Header Ads

Ketika Bek Jadi Rock Star: Kelly vs Bensebaini di Opera Delapan Gol Turin

Siapa yang nyangka laga Juventus lawan Borussia Dortmund bakal berubah jadi panggung duel bek? Bukan Vlahović, bukan Adeyemi, bukan pula Yildiz yang jadi headline penuh. Malam gila di Turin ini justru dikunci sama dua nama yang biasanya cuma disebut komentator sekilas buat nutupin ruang atau salah marking: Lloyd Kelly dan Ramy Bensebaini.

Foto: UEFA via Getty Images/Tullio Puglia - UEFA

Awalnya, semua berjalan normal. Dortmund ngebuka skor lewat Karim Adeyemi, ya wajar lah kan ya, dia emang spesialis tusuk garis belakang. Felix Nmecha ikut nimbrung, bikin Juve panik. 

Tapi di situlah plot twist dimulai. Bensebaini, yang sering jadi target meme fans karena performa naik-turun, malah muncul sebagai eksekutor penalti. Dengan dingin, dia nambah gol Dortmund, dan entah gimana langsung nyedot spotlight. Lo bayangin aja: di laga yang penuh striker beringas, malah bek kiri yang maju ngambil penalti. Absurd? Banget. Tapi golnya masuk.

Dan ketika semua orang mikir Dortmund pulang dengan poin penuh, muncul Kelly di menit akhir. Bukan cuma nutup kesalahan handball-nya sendiri yang bikin penalti tadi, tapi langsung jadi penyelamat tim dengan gol penyama 4-4. Heboh deh!

Kalau kita lihat statistik, Dortmund lebih banyak nembak, Juve lebih tenang di penguasaan bola. Tapi siapa peduli? Semua data itu larut dalam satu kenyataan, dua bek, dua kisah gila, satu malam yang bikin delapan gol seakan cuma catatan kaki. Iya kan?

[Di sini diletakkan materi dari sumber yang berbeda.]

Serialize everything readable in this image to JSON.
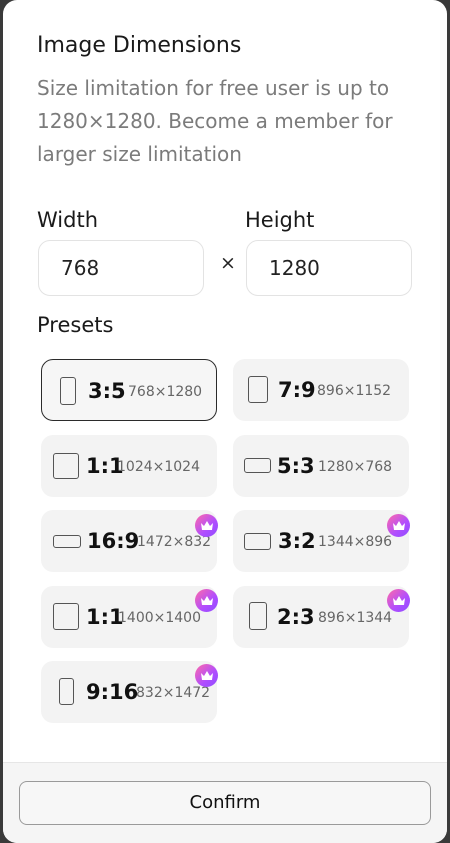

Di era sepak bola yang obsesif sama striker mahal dan angka xG, Turin kasih kita pengingat, kadang sepak bola itu lebih liar dari spreadsheet. Kadang, justru bek-bek yang sering kita lupakan, datang jadi rock star dadakan.

Liga Champions musim ini emang lagi gila-gilanya. Format baru bikin fase grup terasa gak mudah ditebak, tiap laga punya potensi jadi mini-drama sendiri. Juventus–Dortmund udah nunjukin templatenya, bukan sekadar duel dua nama besar, tapi pesta gol yang bikin fans netral betah duduk sampai peluit terakhir. Dengan delapan gol dalam satu pertandingan, match ini otomatis nyelip di radar sebagai salah satu partai paling produktif di matchday pertama. Wow!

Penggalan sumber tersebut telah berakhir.